Christmas Eve is an interesting day because depending on which day it falls can affect what happens for much of the day. Unless Christmas was on a Sunday, Christmas Eve has usually been spent at work and as this was a peak admin workload period in universities it meant working flat out for a good deal of the day with little opportunity for an “early mark”. Our work Christmas party started on the stroke of midday except for the elves who set up before hand and of course the end-of-party clear up. Then a quick dash home and get into the serious business of family Christmas preparation. It was only in years when Christmas was on a Sunday, as in 2011, when the Christmas Eve preparations could be more leisurely.
I don’t know why but procrastination most often affected present wrapping so that would often happen on the family room floor while we listened to the Carols from the Myer Music Bowl in Melbourne on TV. If there was one cooking chore that was a list-minute one it would be making shortbread, and true to tradition, it’s on my list for today.

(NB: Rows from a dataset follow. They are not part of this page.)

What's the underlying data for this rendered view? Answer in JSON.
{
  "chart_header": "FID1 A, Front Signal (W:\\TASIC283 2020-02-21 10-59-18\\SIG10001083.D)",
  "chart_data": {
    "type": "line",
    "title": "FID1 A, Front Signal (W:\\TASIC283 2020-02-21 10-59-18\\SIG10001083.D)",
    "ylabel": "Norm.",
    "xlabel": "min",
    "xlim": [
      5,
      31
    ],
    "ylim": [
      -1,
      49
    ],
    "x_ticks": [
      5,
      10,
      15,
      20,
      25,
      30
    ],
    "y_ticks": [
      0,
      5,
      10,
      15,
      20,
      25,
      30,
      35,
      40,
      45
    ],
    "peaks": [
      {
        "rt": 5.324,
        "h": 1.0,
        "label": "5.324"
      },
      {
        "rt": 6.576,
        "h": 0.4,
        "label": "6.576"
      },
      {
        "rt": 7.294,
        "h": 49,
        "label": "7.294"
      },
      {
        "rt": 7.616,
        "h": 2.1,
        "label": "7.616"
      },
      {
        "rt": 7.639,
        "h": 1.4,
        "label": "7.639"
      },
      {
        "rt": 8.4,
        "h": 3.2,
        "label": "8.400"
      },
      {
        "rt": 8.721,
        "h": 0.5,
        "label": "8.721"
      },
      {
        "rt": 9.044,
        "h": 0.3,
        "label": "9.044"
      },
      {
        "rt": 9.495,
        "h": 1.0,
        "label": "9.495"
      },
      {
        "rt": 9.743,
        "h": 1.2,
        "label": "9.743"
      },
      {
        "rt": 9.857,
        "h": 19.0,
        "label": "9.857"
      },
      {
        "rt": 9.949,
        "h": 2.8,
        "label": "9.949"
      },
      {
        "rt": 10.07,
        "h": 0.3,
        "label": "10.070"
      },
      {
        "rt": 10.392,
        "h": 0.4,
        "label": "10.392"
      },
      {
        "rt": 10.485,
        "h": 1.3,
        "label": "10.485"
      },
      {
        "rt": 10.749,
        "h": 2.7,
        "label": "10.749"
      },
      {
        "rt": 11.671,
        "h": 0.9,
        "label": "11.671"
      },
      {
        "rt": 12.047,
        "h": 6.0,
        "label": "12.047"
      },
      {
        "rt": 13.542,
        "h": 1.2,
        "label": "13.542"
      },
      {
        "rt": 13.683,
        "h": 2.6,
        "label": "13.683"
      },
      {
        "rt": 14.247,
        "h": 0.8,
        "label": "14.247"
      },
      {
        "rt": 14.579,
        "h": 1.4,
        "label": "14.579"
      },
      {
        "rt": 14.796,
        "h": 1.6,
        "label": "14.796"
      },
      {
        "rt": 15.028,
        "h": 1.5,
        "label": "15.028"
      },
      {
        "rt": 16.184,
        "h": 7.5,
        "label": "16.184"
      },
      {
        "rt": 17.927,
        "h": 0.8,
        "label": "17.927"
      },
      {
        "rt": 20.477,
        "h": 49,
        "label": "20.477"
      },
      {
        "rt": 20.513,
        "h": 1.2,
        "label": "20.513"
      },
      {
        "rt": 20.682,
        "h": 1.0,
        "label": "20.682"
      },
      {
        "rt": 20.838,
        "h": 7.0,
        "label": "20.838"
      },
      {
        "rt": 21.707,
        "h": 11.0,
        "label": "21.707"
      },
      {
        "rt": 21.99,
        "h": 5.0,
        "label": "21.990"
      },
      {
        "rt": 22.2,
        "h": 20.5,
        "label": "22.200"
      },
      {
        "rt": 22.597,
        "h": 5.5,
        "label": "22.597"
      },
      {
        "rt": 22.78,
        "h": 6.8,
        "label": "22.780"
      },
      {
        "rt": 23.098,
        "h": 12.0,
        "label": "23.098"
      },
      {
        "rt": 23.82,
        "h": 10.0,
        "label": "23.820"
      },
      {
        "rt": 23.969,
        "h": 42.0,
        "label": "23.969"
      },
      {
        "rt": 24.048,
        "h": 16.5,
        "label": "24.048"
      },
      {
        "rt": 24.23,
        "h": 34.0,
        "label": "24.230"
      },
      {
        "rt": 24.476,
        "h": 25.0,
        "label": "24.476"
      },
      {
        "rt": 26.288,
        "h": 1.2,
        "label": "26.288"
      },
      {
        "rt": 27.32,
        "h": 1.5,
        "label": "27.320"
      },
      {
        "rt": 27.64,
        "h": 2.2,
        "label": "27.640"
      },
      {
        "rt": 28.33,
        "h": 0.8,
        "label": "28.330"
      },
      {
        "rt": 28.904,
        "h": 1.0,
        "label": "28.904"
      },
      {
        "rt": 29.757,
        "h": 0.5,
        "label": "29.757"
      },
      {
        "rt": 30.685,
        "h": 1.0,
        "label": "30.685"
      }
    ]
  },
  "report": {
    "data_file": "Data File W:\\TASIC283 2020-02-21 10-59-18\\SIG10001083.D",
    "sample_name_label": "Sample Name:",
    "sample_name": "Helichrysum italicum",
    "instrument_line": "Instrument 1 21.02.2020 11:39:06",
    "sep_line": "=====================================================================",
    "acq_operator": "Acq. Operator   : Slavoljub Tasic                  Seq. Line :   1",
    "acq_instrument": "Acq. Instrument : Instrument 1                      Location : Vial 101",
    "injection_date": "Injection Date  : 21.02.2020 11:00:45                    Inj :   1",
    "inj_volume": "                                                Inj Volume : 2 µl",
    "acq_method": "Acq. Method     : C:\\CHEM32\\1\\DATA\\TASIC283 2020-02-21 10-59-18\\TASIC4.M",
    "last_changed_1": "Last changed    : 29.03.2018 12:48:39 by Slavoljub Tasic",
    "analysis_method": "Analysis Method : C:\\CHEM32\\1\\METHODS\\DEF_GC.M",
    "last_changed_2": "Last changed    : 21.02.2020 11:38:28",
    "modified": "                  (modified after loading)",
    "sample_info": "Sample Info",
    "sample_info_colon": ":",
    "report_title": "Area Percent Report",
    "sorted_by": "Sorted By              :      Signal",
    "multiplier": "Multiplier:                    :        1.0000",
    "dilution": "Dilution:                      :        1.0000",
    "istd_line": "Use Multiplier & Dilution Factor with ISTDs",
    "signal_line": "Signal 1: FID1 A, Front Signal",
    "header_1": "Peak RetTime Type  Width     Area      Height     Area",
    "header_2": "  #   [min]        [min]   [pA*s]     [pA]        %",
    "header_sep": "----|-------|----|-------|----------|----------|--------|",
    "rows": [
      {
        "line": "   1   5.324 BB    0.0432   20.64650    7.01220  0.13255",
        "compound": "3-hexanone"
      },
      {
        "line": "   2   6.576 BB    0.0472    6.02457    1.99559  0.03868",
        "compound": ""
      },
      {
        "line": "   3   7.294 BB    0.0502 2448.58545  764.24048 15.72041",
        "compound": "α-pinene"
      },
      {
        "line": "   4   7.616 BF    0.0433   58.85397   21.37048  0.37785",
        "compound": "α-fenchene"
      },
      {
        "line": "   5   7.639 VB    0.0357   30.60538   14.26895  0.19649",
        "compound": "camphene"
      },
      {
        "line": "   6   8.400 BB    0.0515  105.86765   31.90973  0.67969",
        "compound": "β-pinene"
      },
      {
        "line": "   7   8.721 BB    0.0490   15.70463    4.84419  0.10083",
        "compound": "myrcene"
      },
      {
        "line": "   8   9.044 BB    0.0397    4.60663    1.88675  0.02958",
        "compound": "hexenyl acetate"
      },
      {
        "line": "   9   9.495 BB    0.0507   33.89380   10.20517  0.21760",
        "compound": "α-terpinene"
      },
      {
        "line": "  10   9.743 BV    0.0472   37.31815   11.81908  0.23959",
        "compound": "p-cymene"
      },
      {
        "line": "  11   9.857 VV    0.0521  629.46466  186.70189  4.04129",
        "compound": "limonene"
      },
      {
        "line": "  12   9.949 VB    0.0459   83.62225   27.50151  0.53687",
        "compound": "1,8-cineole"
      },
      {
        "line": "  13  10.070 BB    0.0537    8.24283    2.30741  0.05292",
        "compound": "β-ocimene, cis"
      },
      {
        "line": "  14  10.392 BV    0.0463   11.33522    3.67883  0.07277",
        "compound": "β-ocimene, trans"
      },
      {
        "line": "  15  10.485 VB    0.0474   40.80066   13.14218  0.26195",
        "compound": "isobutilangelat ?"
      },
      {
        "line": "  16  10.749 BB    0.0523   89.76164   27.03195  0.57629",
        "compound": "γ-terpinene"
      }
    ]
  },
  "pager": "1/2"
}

During their teenage years in high school and uni, our children worked part-time in hospitality and often seemed to have a roster on Christmas Day. Over the years we adopted the tradition of having Christmas dinner on Christmas Eve – a bit more suitable than midday on a hot summer’s day, and I think we all enjoyed the festivities leading into Christmas Day too. It occurred to me writing this story that there’s a link between our children working Christmas Day in hospitality and the life of my ancestor George Kunkel in Bavaria as a child and young man. His family owned one of the village inns which had visitors from far and wide, so it’s quite possible that he and his family spent Christmas Day providing a wonderful meal for visitors. Some of their culinary treats included fresh pike cooked with cardamom and mustard, salmon prepared with lemon, special beer, home-made apple wine, bacon, roast pork and local wine.[i] I’m assuming that in a small village like Dorfprozelten, most of the local residents would have spent Christmas with their families and friends. Perhaps the Kunkel and Happ families had also celebrated their family Christmas on Christmas Eve? Looks like another research activity to learn more about what might have happened.
Traditionally our family’s Christmas Eve finale was attendance at midnight Mass. It always had such an atmosphere with candles sparkling through the darkness, little kids (and big ones!) yawning, and then the music throughout culminating in the rocking carols belted out by the band at the end of Mass.
[i] Veh, G. Dorfprozelten am Main Teil II, pages 193-195.